Go, go, go, said the bird: human kind
Cannot bear very much reality.
Time past and time future
What might have been and what has been
Point to one end, which is always present.
(From BURNT NORTON, No. 1 of 'Four Quartets', by T.S. Eliot)
In my beginning is my end.
I said to my soul, be still, and wait without hope
For hope would be hope for the wrong thing; wait without love,
For love would be love of the wrong thing; there is yet faith
But the faith and the love and the hope are all in the waiting.
Wait without thought, for you are not ready for thought:
So the darkness shall be the light, and the stillness the dancing.
Love is most nearly itself
When here and now cease to matter.
Old men ought to be explorers
Here or there does not matter
We must be still and still moving
Into another intensity
For a further union, a deeper communion
Through the dark cold and the empty desolation,
The wave cry, the wind cry, the vast waters
Of the petrel and the porpoise. In my end is my beginning.
(From EAST COKER, No. 2 of 'Four Quartets', by T.S. Eliot)

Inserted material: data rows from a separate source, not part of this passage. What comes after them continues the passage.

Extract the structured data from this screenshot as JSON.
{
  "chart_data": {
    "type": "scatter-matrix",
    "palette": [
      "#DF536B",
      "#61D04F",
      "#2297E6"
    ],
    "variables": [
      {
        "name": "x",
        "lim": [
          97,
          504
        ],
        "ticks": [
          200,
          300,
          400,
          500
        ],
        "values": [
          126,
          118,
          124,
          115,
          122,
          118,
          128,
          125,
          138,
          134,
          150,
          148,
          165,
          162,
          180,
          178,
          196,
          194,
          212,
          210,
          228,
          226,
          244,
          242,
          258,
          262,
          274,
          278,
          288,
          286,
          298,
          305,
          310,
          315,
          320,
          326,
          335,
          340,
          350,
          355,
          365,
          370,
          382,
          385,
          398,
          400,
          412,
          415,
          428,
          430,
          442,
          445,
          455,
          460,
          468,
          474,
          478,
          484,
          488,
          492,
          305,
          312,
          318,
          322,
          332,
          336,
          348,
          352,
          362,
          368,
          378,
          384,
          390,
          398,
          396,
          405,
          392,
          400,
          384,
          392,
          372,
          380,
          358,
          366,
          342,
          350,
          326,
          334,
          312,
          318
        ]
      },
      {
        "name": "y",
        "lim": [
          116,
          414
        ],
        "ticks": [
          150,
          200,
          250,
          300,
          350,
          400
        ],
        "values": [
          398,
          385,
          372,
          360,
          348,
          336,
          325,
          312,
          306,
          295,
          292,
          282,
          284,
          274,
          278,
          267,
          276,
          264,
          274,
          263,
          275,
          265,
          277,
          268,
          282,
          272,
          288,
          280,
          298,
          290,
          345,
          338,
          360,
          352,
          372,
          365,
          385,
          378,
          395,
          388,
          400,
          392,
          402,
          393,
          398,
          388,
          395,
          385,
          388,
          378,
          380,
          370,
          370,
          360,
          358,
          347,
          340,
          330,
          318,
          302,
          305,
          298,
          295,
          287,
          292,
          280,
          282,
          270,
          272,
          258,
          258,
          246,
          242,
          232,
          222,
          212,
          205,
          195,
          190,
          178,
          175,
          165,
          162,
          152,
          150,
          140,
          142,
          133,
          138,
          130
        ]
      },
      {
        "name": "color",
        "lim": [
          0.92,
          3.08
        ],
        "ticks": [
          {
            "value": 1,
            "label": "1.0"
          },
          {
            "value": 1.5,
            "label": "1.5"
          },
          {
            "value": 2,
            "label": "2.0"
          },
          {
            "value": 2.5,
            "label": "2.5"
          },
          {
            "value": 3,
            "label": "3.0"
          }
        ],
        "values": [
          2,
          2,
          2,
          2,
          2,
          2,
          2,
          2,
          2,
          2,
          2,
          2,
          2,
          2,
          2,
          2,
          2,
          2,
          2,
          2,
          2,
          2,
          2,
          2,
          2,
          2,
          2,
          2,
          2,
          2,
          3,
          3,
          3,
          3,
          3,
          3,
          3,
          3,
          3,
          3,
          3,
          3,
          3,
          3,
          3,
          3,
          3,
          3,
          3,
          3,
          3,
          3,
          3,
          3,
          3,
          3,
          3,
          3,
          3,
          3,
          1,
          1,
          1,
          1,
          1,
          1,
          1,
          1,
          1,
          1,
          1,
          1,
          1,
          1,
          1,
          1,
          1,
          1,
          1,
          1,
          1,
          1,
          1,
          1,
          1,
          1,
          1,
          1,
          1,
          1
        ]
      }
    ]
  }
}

There are three conditions which often look alike
Yet differ completely, flourish in the same hedgerow:
Attachment to self and to things and to persons, detachment
From self and from things and from persons; and, growing between them, indifference
Which resembles the others as death resembles life,
Being between two lives—unflowering, between
The live and the dead nettle. This is the use of memory:
For liberation—not less of love but expanding
Of love beyond desire, and so liberation
From the future as well as the past.
(From LITTLE GIDDING, No. 4 of 'Four Quartets', by T.S. Eliot)
I just read that T.S. Eliot "dabbled in Buddhism and studied Sanskrit and was a student of G. I. Gurdjieff."